Eu, cá por mim, não precisava da sondagem do Expresso para nada. É mais do que evidente que, face aos últimos acontecimentos políticos, o Governo e o PS só podiam estar a subir. Mais uma morte no aeroporto e “a coisa” vai à maioria absoluta. Força nisso! ???? https://t.co/iIlZqJvAJy
— Rui Rio (@RuiRioPSD) December 17, 2020
(Momento de pausa para respirar fundo e recuperar)

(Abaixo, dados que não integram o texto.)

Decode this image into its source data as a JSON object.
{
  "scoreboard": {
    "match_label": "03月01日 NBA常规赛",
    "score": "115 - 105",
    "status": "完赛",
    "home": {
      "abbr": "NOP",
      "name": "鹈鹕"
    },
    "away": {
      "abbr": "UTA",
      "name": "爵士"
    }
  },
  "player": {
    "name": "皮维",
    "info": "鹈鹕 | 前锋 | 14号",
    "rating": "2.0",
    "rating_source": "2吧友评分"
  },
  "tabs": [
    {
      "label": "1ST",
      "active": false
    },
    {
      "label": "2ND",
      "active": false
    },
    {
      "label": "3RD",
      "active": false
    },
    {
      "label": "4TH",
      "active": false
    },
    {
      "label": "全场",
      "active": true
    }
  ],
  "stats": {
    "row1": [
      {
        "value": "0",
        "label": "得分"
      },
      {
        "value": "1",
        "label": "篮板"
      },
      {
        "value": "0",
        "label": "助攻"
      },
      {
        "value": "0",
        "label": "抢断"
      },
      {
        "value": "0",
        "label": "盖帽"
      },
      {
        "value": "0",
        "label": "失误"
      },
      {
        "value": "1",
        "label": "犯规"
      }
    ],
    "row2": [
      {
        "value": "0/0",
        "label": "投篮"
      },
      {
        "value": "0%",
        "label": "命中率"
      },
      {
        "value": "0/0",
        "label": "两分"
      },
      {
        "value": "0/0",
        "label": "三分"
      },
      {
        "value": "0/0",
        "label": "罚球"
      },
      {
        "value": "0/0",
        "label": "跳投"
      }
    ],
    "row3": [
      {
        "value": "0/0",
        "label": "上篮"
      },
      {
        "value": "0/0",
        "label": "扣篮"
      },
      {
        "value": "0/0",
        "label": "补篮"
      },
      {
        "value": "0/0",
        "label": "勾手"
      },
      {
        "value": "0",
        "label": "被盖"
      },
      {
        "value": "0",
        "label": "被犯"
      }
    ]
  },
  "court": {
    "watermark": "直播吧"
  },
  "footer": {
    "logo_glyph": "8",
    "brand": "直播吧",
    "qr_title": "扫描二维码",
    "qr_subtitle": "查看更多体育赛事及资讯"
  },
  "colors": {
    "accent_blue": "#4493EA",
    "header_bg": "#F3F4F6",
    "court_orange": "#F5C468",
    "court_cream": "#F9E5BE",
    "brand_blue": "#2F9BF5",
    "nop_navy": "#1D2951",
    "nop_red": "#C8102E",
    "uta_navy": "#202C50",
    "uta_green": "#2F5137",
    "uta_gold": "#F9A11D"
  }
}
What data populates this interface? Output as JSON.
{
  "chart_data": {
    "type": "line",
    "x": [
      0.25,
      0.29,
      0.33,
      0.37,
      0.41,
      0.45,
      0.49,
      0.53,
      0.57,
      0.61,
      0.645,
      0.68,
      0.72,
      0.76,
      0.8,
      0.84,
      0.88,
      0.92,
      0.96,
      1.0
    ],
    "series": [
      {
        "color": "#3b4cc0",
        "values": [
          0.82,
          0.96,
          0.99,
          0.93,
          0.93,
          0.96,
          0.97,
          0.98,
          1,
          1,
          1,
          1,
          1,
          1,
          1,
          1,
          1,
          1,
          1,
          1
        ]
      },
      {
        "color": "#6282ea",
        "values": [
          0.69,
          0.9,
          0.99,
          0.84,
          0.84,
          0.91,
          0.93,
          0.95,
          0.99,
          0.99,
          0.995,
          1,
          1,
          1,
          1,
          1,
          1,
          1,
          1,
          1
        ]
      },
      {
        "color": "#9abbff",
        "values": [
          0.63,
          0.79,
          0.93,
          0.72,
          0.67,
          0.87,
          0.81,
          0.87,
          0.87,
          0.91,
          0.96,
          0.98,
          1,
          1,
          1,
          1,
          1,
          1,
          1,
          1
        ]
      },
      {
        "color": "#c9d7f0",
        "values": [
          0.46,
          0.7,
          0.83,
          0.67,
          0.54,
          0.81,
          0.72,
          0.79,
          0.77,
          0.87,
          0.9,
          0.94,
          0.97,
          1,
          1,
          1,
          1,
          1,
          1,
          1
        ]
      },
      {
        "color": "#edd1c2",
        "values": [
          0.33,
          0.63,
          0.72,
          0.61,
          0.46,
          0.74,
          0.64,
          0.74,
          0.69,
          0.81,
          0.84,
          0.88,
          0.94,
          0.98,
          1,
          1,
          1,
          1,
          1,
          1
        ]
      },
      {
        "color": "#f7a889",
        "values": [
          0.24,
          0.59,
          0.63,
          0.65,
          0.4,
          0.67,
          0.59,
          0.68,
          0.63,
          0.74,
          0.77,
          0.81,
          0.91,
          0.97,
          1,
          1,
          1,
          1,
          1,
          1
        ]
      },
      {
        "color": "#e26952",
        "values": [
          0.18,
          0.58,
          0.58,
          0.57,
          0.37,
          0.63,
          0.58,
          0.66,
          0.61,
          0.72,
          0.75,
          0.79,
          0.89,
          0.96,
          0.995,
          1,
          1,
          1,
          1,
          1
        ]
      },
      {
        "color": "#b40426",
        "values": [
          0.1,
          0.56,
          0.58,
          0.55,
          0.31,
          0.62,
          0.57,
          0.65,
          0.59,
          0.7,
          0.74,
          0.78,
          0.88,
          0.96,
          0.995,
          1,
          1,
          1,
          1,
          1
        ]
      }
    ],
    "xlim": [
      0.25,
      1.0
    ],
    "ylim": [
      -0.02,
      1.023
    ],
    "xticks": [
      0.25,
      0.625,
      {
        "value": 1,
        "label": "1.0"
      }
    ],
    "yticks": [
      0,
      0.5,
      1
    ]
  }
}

A somar a este, há tantos outros twitts infelizes, polémicos, populistas ou onde bate nos media de referência com total falta de espírito democrático ou poder de encaixe que o difícil é mesmo escolher. Além daqueles onde insulta jornais e jornalistas, deixo alguns exemplos:
- “Sobre o avanço do fascismo nos Açores, que temos hoje? Alguma novidade especial?”, aquando do acordo com o Chega nos Açores e em sintonia com André Ventura.
- “Pelos vistos, parece que a coisa esteve animada em Évora. Ainda bem. Isto também tem de ter um pouco de boa disposição, senão é uma chatice”, quando o líder do Chega disse que Sá Carneiro acreditaria nele.
- “Olha! Este acha que os sítios onde eu vou merecem um subsídio público.”, a propósito do programa do apoio aos média e a comentar uma entrevista do secretário de Estado Nuno Artur Silva.
Ou esta “pérola”:
Professora: Qual é a diferença entre um desastre eleitoral e um resultado jeitoso?
— Rui Rio (@RuiRioPSD) January 13, 2020
Zéquinha: 0,4%! Sra. professora!
Porque quando em Outubro o PS teve mais 8,5% do que o PSD, eles acharam que houve um desastre. E agora que perderam por 8,1%, acham que tiveram um resultado jeitoso
Das duas uma: ou a conta do líder do PSD foi hackeada por um twitterjacker do Chega ou da esquerda radical com o intuito de arrasar com o partido, ou alguém devia fazer um favor a Rui Rio, e sobretudo ao PSD, tirar-lhe os códigos de acesso e profissionalizar aquela comunicação com uma pitada de sentido de estado.